Unsupervised Machine Learning K-Means, PCA

Unsupervised Learning 

It uses unlabeled training dataset rather than a labeled one as used in supervised learning. In other words we don't have a the vector of expected results, we only have a dataset of features where we can find the structure. Clustering is good for market segmentation, social network analysis, organizing computer clusters, astronomical data analysis etc.

K-Means Algorithm

The K-Means Algorithm is a most popular and widely used algorithm for automatically grouping data into coherent subsets.

1. Randomly initialize k points in the dataset called the cluster centroids.

2. Cluster assignment: assign all examples into one of k groups based on which cluster centroid the example is closest to.

3. Move centroid: compute the averages for all the points inside each of the k cluster centroid groups, then move the cluster centroid points to those averages.

4. Re-run (2) and (3) until we have found our clusters.

If we have a cluster centroid with 0 points assigned to it, we can randomly re-initialize that centroid to a new point. we can also simply eliminate that cluster group.

Optimization Objective

Our optimization objective is to minimize all our parameters using the cost function. That is we are finding all the values in the sets c, representing all clusters and μ, representing all our centroids, that will minimize the average of the distances of every training example to its corresponding cluster centroid.

Randomized Initialization

There is one particular recommended method for randomly initializing cluster centroids. For this we have to make sure that the number of clusters is less than the number of our training examples. Randomly pick k training examples. These examples should be unique. K-means can get stuck in local optima. To decrease the chance of this happening, we can run the algorithm on many different random initializations.

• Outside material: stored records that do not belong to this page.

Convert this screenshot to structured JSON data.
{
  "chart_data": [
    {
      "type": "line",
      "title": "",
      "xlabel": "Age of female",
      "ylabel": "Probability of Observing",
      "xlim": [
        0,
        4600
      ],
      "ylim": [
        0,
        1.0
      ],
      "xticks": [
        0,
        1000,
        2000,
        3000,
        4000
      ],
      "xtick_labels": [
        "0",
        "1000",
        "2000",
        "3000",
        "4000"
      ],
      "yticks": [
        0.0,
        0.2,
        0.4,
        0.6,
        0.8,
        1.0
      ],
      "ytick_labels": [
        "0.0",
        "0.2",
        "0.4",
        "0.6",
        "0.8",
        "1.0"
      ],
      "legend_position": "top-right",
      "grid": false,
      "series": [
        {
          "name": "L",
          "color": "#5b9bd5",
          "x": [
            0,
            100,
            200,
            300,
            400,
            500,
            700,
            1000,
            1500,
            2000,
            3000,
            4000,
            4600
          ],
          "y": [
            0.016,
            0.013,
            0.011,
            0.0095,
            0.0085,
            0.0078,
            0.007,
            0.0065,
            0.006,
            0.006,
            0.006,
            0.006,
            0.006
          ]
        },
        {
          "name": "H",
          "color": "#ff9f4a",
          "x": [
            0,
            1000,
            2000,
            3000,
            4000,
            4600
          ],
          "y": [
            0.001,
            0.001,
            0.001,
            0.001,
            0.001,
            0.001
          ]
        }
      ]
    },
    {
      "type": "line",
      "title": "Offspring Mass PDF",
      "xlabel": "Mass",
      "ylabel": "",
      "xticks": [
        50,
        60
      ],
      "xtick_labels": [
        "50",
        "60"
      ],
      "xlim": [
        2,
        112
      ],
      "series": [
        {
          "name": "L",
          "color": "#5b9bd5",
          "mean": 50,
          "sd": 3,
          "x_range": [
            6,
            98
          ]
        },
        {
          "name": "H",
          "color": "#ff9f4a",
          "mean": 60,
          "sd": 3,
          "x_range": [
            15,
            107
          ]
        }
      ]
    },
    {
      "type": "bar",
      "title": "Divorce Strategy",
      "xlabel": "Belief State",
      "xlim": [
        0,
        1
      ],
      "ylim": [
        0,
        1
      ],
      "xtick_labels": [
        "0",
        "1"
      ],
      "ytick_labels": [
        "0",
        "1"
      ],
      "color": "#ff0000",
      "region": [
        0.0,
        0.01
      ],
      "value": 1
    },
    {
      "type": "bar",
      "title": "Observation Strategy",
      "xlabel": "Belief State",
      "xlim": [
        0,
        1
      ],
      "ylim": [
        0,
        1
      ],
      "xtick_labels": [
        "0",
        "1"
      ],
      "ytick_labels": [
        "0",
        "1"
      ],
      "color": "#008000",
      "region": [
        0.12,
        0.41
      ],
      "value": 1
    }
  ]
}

Choosing the Number of Clusters

Choosing K is very arbitrary and ambiguous. The Elbow method is used to find the number of clusters. Plot the cost function J and the number of cluster K. The cost function should reduce as we increase the number of clusters and then flatten. Choose K at the point where the cost function starts to flatten. J will always decrease as k increases. The one exception is if k-means get stuck at local optimum. Another way to choose K is to observe how well k-means performs on a downstream purpose.

Dimensionality Reduction

We may want to reduce the dimension of our features if we have a lot of redundant data. To do this, we find two highly correlated features, plot them, and make a new line that seems to describe both features accurately. We place all the new features on this single line. Doing dimensionality reduction will reduce the total data we have to store in computer memory and will speed up our learning algorithm.

Principal Component Analysis

The most popular dimensionality reduction algorithm is Principal Component Analysis (PCA). Given two features, x1​ and x2​, we want to find a single line that effectively describes both features at once. We then map our old features onto this new line to get a new single feature. The same can be done with three features, where we map them to a plane. The goal of PCA is to reduce the average of all the distances of every feature to the projection line. This is the projection error. In PCA, we are minimizing the shortest distance, or shortest orthogonal distances, to our data points. Before we can apply PCA, there is a data pre-processing step w e must perform.

The Steps in PCA Algorithm. 

1. Compute "Covariance matrix Σ ". 
2. Compute "eigenvectors" of covariance matrix Σ. [U,S,V] = svd(Sigma); 
3. Take the first k columns of the U matrix and compute z.

Sigma = (1/m) * X' * X

[U,S,V] = svd(Sigma);

Ureduce = U(:,1:k);

Z = X * Ureduce;

The most common use of PCA is to speed up supervised learning. Trying to prevent overfitting, we might think that reducing the features with PCA would be an effective way to address overfitting. It might work, but is not recommended because it does not consider the values of our results y. Using just regularization will be at least as effective.